The hypocrisy of Senator Christopher Dodd amazes me. Why?
The president joined politicians such as Senator Christopher Dodd, who today called for using “every possible legal means to get the money back.” The bonus pool for 2008 by New York City financial companies was the sixth-largest ever amid record losses in the securities industry, State Comptroller Thomas DiNapoli said in a report yesterday. (link)
So what’s the big deal?
It’s been over seven months since it was revealed that Senate Banking Committee chairman Christopher Dodd (D., Conn.) got a sweetheart deal on his Washington, D.C., townhouse directly from Angelo Mozilo, the CEO of troubled subprime-mortgage lender Countrywide Financial. Participating in the “Friends of Angelo” program saved Dodd about $75,000 on his mortgage, and raised more than a few eyebrows about whether Dodd should be accepting such hefty gifts from entities he’s tasked with overseeing and regulating. (link)
To be clear, Dodd wants all those naughty Wall Street peeps to give back their bonuse, but I see nothing in the news about him offering to make up the $75,000 break he received from a company involved directly in the current economic mess.
I believe we should be asking hard questions asked about Wall Street bonuses paid out in 2008, particularly if they were paid with tax dollars. However, I find it tacky that one individual who is doing so sees nothing wrong with receiving what amounts to a questionable bonus.
If we’re truly suffering from a “crisis of confidence,” according to Dodd, then how do his actions help counteract that confidence? Don’t talk to me about how Wall Street should behave when it’s still unclear whether your hands are any cleaner.
Change Congress Makes Sense
Dodd’s case is neither unusual nor limited to either political party. What makes this situation so frustrating is the lack of transparency. One of the reasons I’m enchanted (yes, enchanted) with Larry Lessig’s Change Congress movement is it’s position “that politicians should work for the people, not special interests.” You can’t get much more transparent. Even more powerful is its acknowledgment that the system itself has to be reformed in order for change to happen.
Currently, Change Congress is calling for a donor strike and they’ve hit the $500,000 mark:
“I’m pledging not to donate to any federal candidate unless they support legislation making congressional elections citizen-funded, not special-interest funded.”
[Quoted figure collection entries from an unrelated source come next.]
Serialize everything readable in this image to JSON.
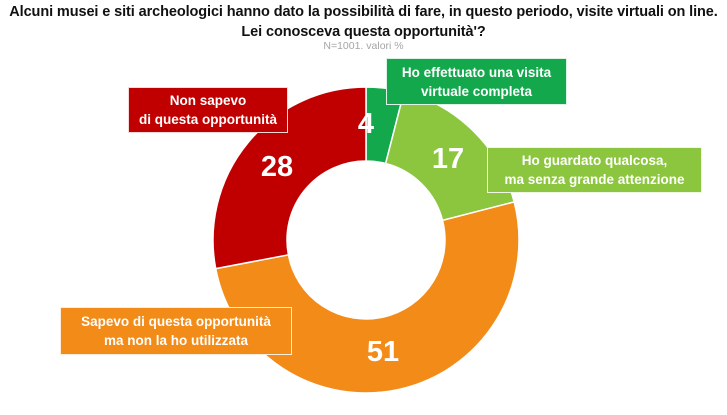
{
  "header": {
    "title_line1": "Alcuni musei e siti archeologici hanno dato la possibilità di fare, in questo periodo, visite virtuali on line.",
    "title_line2": "Lei conosceva questa opportunità'?",
    "subtitle": "N=1001. valori %"
  },
  "labels": {
    "completa": "Ho effettuato una visita virtuale completa",
    "completa_l1": "Ho effettuato una visita",
    "completa_l2": "virtuale completa",
    "guardato_l1": "Ho guardato qualcosa,",
    "guardato_l2": "ma senza grande attenzione",
    "sapevo_l1": "Sapevo di questa opportunità",
    "sapevo_l2": "ma non la ho utilizzata",
    "non_l1": "Non sapevo",
    "non_l2": "di questa opportunità"
  },
  "values": {
    "completa": "4",
    "guardato": "17",
    "sapevo": "51",
    "non": "28"
  },
  "chart_data": {
    "type": "pie",
    "variant": "donut",
    "title": "Alcuni musei e siti archeologici hanno dato la possibilità di fare, in questo periodo, visite virtuali on line. Lei conosceva questa opportunità'?",
    "subtitle": "N=1001. valori %",
    "start_angle": "12 o'clock, clockwise",
    "categories": [
      "Ho effettuato una visita virtuale completa",
      "Ho guardato qualcosa, ma senza grande attenzione",
      "Sapevo di questa opportunità ma non la ho utilizzata",
      "Non sapevo di questa opportunità"
    ],
    "values": [
      4,
      17,
      51,
      28
    ],
    "colors": [
      "#14a84d",
      "#8cc63f",
      "#f28b17",
      "#c00000"
    ],
    "legend": "none (callout labels)"
  }
}
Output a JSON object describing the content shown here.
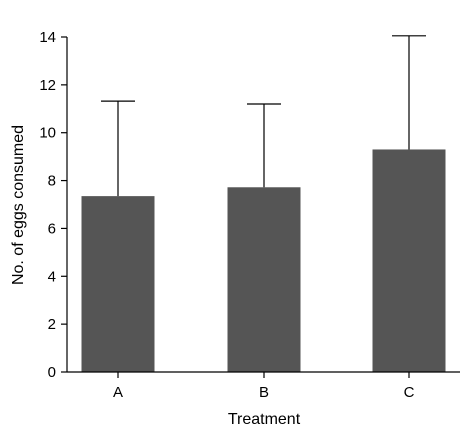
{
  "chart_data": {
    "type": "bar",
    "title": "",
    "xlabel": "Treatment",
    "ylabel": "No. of eggs consumed",
    "categories": [
      "A",
      "B",
      "C"
    ],
    "values": [
      7.35,
      7.72,
      9.3
    ],
    "error_upper": [
      11.32,
      11.2,
      14.05
    ],
    "ylim": [
      0,
      14
    ],
    "yticks": [
      0,
      2,
      4,
      6,
      8,
      10,
      12,
      14
    ],
    "ytick_labels": [
      "0",
      "2",
      "4",
      "6",
      "8",
      "10",
      "12",
      "14"
    ],
    "grid": false,
    "legend": "none",
    "colors": {
      "bar": "#555555",
      "axis": "#000000",
      "background": "#ffffff"
    }
  }
}
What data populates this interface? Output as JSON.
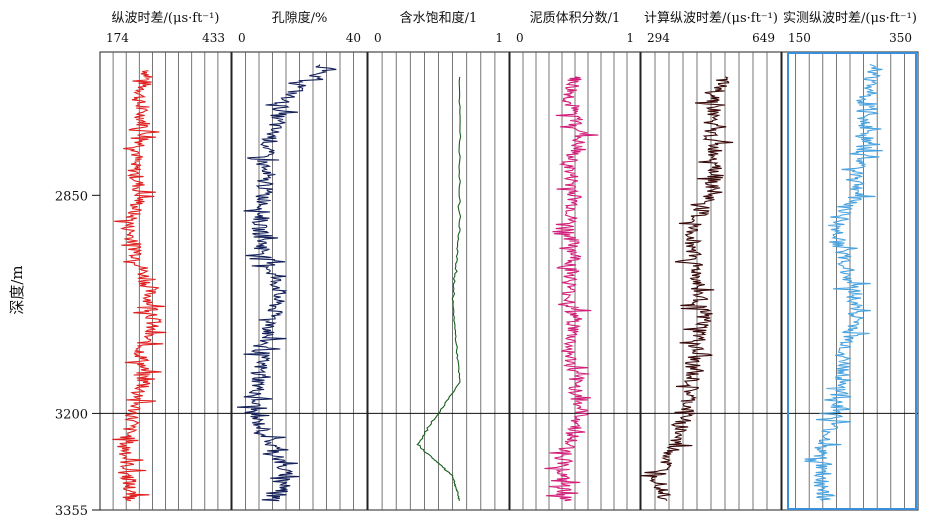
{
  "chart_data": {
    "type": "line",
    "y_axis": {
      "label": "深度/m",
      "ticks": [
        2850,
        3200,
        3355
      ],
      "depth_range": [
        2620,
        3355
      ]
    },
    "tracks": [
      {
        "title": "纵波时差/(μs·ft⁻¹)",
        "scale_min": "174",
        "scale_max": "433",
        "range": [
          174,
          433
        ],
        "color": "#e02020",
        "series": [
          {
            "depth": 2650,
            "value": 270
          },
          {
            "depth": 2700,
            "value": 250
          },
          {
            "depth": 2750,
            "value": 265
          },
          {
            "depth": 2800,
            "value": 240
          },
          {
            "depth": 2850,
            "value": 255
          },
          {
            "depth": 2900,
            "value": 230
          },
          {
            "depth": 2950,
            "value": 250
          },
          {
            "depth": 3000,
            "value": 270
          },
          {
            "depth": 3050,
            "value": 280
          },
          {
            "depth": 3100,
            "value": 255
          },
          {
            "depth": 3150,
            "value": 260
          },
          {
            "depth": 3200,
            "value": 240
          },
          {
            "depth": 3250,
            "value": 225
          },
          {
            "depth": 3300,
            "value": 230
          },
          {
            "depth": 3340,
            "value": 235
          }
        ]
      },
      {
        "title": "孔隙度/%",
        "scale_min": "0",
        "scale_max": "40",
        "range": [
          0,
          40
        ],
        "color": "#14205a",
        "series": [
          {
            "depth": 2640,
            "value": 28
          },
          {
            "depth": 2700,
            "value": 15
          },
          {
            "depth": 2750,
            "value": 12
          },
          {
            "depth": 2800,
            "value": 9
          },
          {
            "depth": 2850,
            "value": 10
          },
          {
            "depth": 2900,
            "value": 8
          },
          {
            "depth": 2950,
            "value": 10
          },
          {
            "depth": 3000,
            "value": 14
          },
          {
            "depth": 3050,
            "value": 12
          },
          {
            "depth": 3100,
            "value": 9
          },
          {
            "depth": 3150,
            "value": 8
          },
          {
            "depth": 3200,
            "value": 6
          },
          {
            "depth": 3250,
            "value": 12
          },
          {
            "depth": 3300,
            "value": 16
          },
          {
            "depth": 3340,
            "value": 14
          }
        ]
      },
      {
        "title": "含水饱和度/1",
        "scale_min": "0",
        "scale_max": "1",
        "range": [
          0,
          1
        ],
        "color": "#1a5e1a",
        "series": [
          {
            "depth": 2660,
            "value": 0.65
          },
          {
            "depth": 2900,
            "value": 0.65
          },
          {
            "depth": 3020,
            "value": 0.6
          },
          {
            "depth": 3150,
            "value": 0.65
          },
          {
            "depth": 3250,
            "value": 0.35
          },
          {
            "depth": 3300,
            "value": 0.6
          },
          {
            "depth": 3340,
            "value": 0.65
          }
        ]
      },
      {
        "title": "泥质体积分数/1",
        "scale_min": "0",
        "scale_max": "1",
        "range": [
          0,
          1
        ],
        "color": "#d2207a",
        "series": [
          {
            "depth": 2660,
            "value": 0.5
          },
          {
            "depth": 2700,
            "value": 0.45
          },
          {
            "depth": 2750,
            "value": 0.55
          },
          {
            "depth": 2800,
            "value": 0.45
          },
          {
            "depth": 2850,
            "value": 0.5
          },
          {
            "depth": 2900,
            "value": 0.45
          },
          {
            "depth": 2950,
            "value": 0.5
          },
          {
            "depth": 3000,
            "value": 0.45
          },
          {
            "depth": 3050,
            "value": 0.5
          },
          {
            "depth": 3100,
            "value": 0.45
          },
          {
            "depth": 3150,
            "value": 0.5
          },
          {
            "depth": 3200,
            "value": 0.55
          },
          {
            "depth": 3250,
            "value": 0.45
          },
          {
            "depth": 3300,
            "value": 0.4
          },
          {
            "depth": 3340,
            "value": 0.42
          }
        ]
      },
      {
        "title": "计算纵波时差/(μs·ft⁻¹)",
        "scale_min": "294",
        "scale_max": "649",
        "range": [
          294,
          649
        ],
        "color": "#3a0a0a",
        "series": [
          {
            "depth": 2660,
            "value": 500
          },
          {
            "depth": 2700,
            "value": 480
          },
          {
            "depth": 2750,
            "value": 470
          },
          {
            "depth": 2800,
            "value": 490
          },
          {
            "depth": 2850,
            "value": 470
          },
          {
            "depth": 2900,
            "value": 420
          },
          {
            "depth": 2950,
            "value": 430
          },
          {
            "depth": 3000,
            "value": 440
          },
          {
            "depth": 3050,
            "value": 450
          },
          {
            "depth": 3100,
            "value": 430
          },
          {
            "depth": 3150,
            "value": 420
          },
          {
            "depth": 3200,
            "value": 410
          },
          {
            "depth": 3250,
            "value": 380
          },
          {
            "depth": 3300,
            "value": 340
          },
          {
            "depth": 3340,
            "value": 360
          }
        ]
      },
      {
        "title": "实测纵波时差/(μs·ft⁻¹)",
        "scale_min": "150",
        "scale_max": "350",
        "range": [
          150,
          350
        ],
        "color": "#4aa3df",
        "series": [
          {
            "depth": 2640,
            "value": 290
          },
          {
            "depth": 2700,
            "value": 270
          },
          {
            "depth": 2750,
            "value": 275
          },
          {
            "depth": 2800,
            "value": 265
          },
          {
            "depth": 2850,
            "value": 260
          },
          {
            "depth": 2900,
            "value": 230
          },
          {
            "depth": 2950,
            "value": 240
          },
          {
            "depth": 3000,
            "value": 255
          },
          {
            "depth": 3050,
            "value": 260
          },
          {
            "depth": 3100,
            "value": 240
          },
          {
            "depth": 3150,
            "value": 240
          },
          {
            "depth": 3200,
            "value": 230
          },
          {
            "depth": 3250,
            "value": 210
          },
          {
            "depth": 3300,
            "value": 205
          },
          {
            "depth": 3340,
            "value": 210
          }
        ]
      }
    ]
  }
}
This language gives me confidence in the potential for my government to be better than it is today. Dodd calling for “every possible legal means” does not instill confidence because his actions bely the words. Whether you agree with President Obama’s agenda, one piece that we can all get behind, regardless of affiliation, is that things need to change. What are you doing to effect that change?